The comparative performance of these four precious metals can be viewed through cross-commodity rates. The three cross-commodity rates that precious metal investors closely track are the gold-silver spread, the gold-platinum spread, and the gold-palladium spread. We’ll focus on the gold-platinum and gold-palladium spreads in this article.
The gold-platinum and gold-palladium spreads measure the number of platinum and palladium ounces it takes to buy a single ounce of gold. Although this spread has seen its ups and downs over the past few months, the Brexit vote resulted in some relative strength for platinum and palladium, which was evident with falling cross-commodity rates.
Rising rates imply strength for gold, and falling rates indicate strength for platinum and palladium. The platinum-palladium ratio is almost at its lowest since the start of 2016.
The gold-platinum and gold-palladium spreads were at 1.2 and 1.9, respectively, on August 5, 2016. Fluctuations in these precious metals are closely reflected in funds such as the Physical Platinum Shares (PPLT) and the Physical Palladium Shares (PALL). These two funds rose 28.3% and 23.6%, respectively, year-to-date.

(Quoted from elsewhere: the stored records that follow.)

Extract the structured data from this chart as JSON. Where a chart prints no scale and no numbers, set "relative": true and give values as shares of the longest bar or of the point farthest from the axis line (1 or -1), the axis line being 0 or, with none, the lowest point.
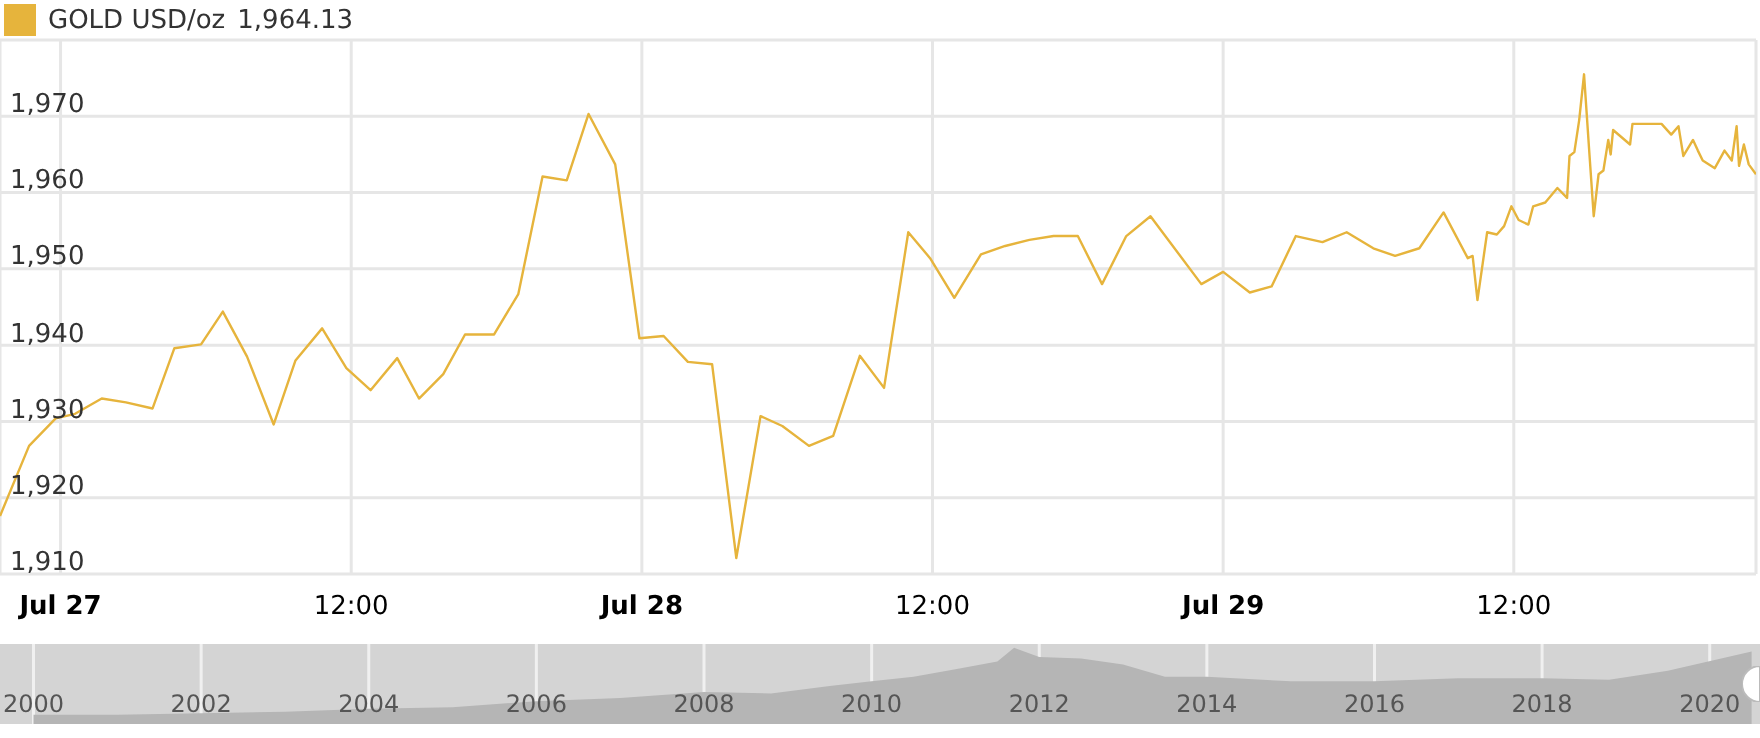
{
  "chart_data": [
    {
      "type": "line",
      "legend": "top left",
      "grid": true,
      "marker": "none",
      "line_style": "solid",
      "annotations": [
        "1,964.13"
      ],
      "xlim": [
        "--07-26T21:30",
        "--07-29T22:00"
      ],
      "xticks": [
        {
          "value": "--07-27T00:00",
          "label": "Jul 27"
        },
        {
          "value": "--07-27T12:00",
          "label": "12:00"
        },
        {
          "value": "--07-28T00:00",
          "label": "Jul 28"
        },
        {
          "value": "--07-28T12:00",
          "label": "12:00"
        },
        {
          "value": "--07-29T00:00",
          "label": "Jul 29"
        },
        {
          "value": "--07-29T12:00",
          "label": "12:00"
        }
      ],
      "ylim": [
        1910,
        1980
      ],
      "yticks": [
        {
          "value": 1910,
          "label": "1,910"
        },
        {
          "value": 1920,
          "label": "1,920"
        },
        {
          "value": 1930,
          "label": "1,930"
        },
        {
          "value": 1940,
          "label": "1,940"
        },
        {
          "value": 1950,
          "label": "1,950"
        },
        {
          "value": 1960,
          "label": "1,960"
        },
        {
          "value": 1970,
          "label": "1,970"
        }
      ],
      "series": [
        {
          "name": "GOLD USD/oz",
          "color": "#e6b43c",
          "x": [
            "--07-26T21:30",
            "--07-26T22:42",
            "--07-26T23:48",
            "--07-27T00:36",
            "--07-27T01:42",
            "--07-27T02:42",
            "--07-27T03:48",
            "--07-27T04:42",
            "--07-27T05:48",
            "--07-27T06:42",
            "--07-27T07:42",
            "--07-27T08:48",
            "--07-27T09:42",
            "--07-27T10:48",
            "--07-27T11:48",
            "--07-27T12:48",
            "--07-27T13:54",
            "--07-27T14:48",
            "--07-27T15:48",
            "--07-27T16:42",
            "--07-27T17:54",
            "--07-27T18:54",
            "--07-27T19:54",
            "--07-27T20:54",
            "--07-27T21:48",
            "--07-27T22:54",
            "--07-27T23:54",
            "--07-28T00:54",
            "--07-28T01:54",
            "--07-28T02:54",
            "--07-28T03:54",
            "--07-28T04:54",
            "--07-28T05:48",
            "--07-28T06:54",
            "--07-28T07:54",
            "--07-28T09:00",
            "--07-28T10:00",
            "--07-28T11:00",
            "--07-28T11:54",
            "--07-28T12:54",
            "--07-28T14:00",
            "--07-28T15:00",
            "--07-28T16:00",
            "--07-28T17:00",
            "--07-28T18:00",
            "--07-28T19:00",
            "--07-28T20:00",
            "--07-28T21:00",
            "--07-28T23:06",
            "--07-29T00:00",
            "--07-29T01:06",
            "--07-29T02:00",
            "--07-29T03:00",
            "--07-29T04:06",
            "--07-29T05:06",
            "--07-29T06:12",
            "--07-29T07:06",
            "--07-29T08:06",
            "--07-29T09:06",
            "--07-29T10:06",
            "--07-29T10:18",
            "--07-29T10:30",
            "--07-29T10:54",
            "--07-29T11:18",
            "--07-29T11:36",
            "--07-29T11:54",
            "--07-29T12:12",
            "--07-29T12:36",
            "--07-29T12:48",
            "--07-29T13:18",
            "--07-29T13:48",
            "--07-29T14:12",
            "--07-29T14:18",
            "--07-29T14:30",
            "--07-29T14:42",
            "--07-29T14:54",
            "--07-29T15:06",
            "--07-29T15:18",
            "--07-29T15:30",
            "--07-29T15:42",
            "--07-29T15:54",
            "--07-29T16:00",
            "--07-29T16:06",
            "--07-29T16:48",
            "--07-29T16:54",
            "--07-29T18:06",
            "--07-29T18:30",
            "--07-29T18:48",
            "--07-29T19:00",
            "--07-29T19:24",
            "--07-29T19:36",
            "--07-29T19:48",
            "--07-29T20:18",
            "--07-29T20:42",
            "--07-29T21:00",
            "--07-29T21:12",
            "--07-29T21:18",
            "--07-29T21:30",
            "--07-29T21:42",
            "--07-29T22:00"
          ],
          "values": [
            1917.6,
            1926.8,
            1930.4,
            1931,
            1933,
            1932.5,
            1931.7,
            1939.6,
            1940.1,
            1944.4,
            1938.5,
            1929.6,
            1938,
            1942.2,
            1937,
            1934.1,
            1938.3,
            1933,
            1936.2,
            1941.4,
            1941.4,
            1946.7,
            1962.1,
            1961.6,
            1970.3,
            1963.7,
            1940.9,
            1941.2,
            1937.8,
            1937.5,
            1912.1,
            1930.7,
            1929.4,
            1926.8,
            1928.1,
            1938.6,
            1934.4,
            1954.8,
            1951.4,
            1946.2,
            1951.9,
            1953,
            1953.8,
            1954.3,
            1954.3,
            1948,
            1954.3,
            1956.9,
            1948,
            1949.6,
            1946.9,
            1947.7,
            1954.3,
            1953.5,
            1954.8,
            1952.7,
            1951.7,
            1952.7,
            1957.4,
            1951.4,
            1951.7,
            1945.9,
            1954.8,
            1954.5,
            1955.6,
            1958.2,
            1956.4,
            1955.8,
            1958.2,
            1958.7,
            1960.6,
            1959.3,
            1964.8,
            1965.3,
            1969.5,
            1975.5,
            1966.1,
            1956.9,
            1962.4,
            1962.9,
            1966.9,
            1965,
            1968.2,
            1966.3,
            1969,
            1969,
            1967.6,
            1968.7,
            1964.8,
            1966.9,
            1965.5,
            1964.2,
            1963.2,
            1965.5,
            1964.2,
            1968.7,
            1963.5,
            1966.3,
            1963.7,
            1962.4
          ]
        }
      ]
    },
    {
      "type": "area",
      "relative": true,
      "grid": "x",
      "xlim": [
        1999.6,
        2020.6
      ],
      "xticks": [
        2000,
        2002,
        2004,
        2006,
        2008,
        2010,
        2012,
        2014,
        2016,
        2018,
        2020
      ],
      "series": [
        {
          "color": "#b5b5b5",
          "x": [
            2000,
            2001,
            2002,
            2003,
            2004,
            2005,
            2006,
            2007,
            2008,
            2008.8,
            2009.5,
            2010,
            2010.5,
            2011,
            2011.5,
            2011.7,
            2012,
            2012.5,
            2013,
            2013.5,
            2014,
            2015,
            2016,
            2017,
            2018,
            2018.8,
            2019.5,
            2020.5
          ],
          "values": [
            0.12,
            0.12,
            0.14,
            0.16,
            0.2,
            0.22,
            0.3,
            0.34,
            0.42,
            0.4,
            0.5,
            0.56,
            0.62,
            0.72,
            0.82,
            1.0,
            0.88,
            0.86,
            0.78,
            0.62,
            0.62,
            0.56,
            0.56,
            0.6,
            0.6,
            0.58,
            0.7,
            0.95
          ]
        }
      ]
    }
  ]
}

As these metals have been on a rise over the past few months, their RSI levels increased substantially. The RSI for platinum and palladium was 67.9 and 69.5, respectively. A level above 70 indicates that an asset has been overbought and could fall. A level below 30 indicates that an asset has been oversold and could rise. Looking at RSI, it seems that palladium may soon be a candidate for a further downward price correction.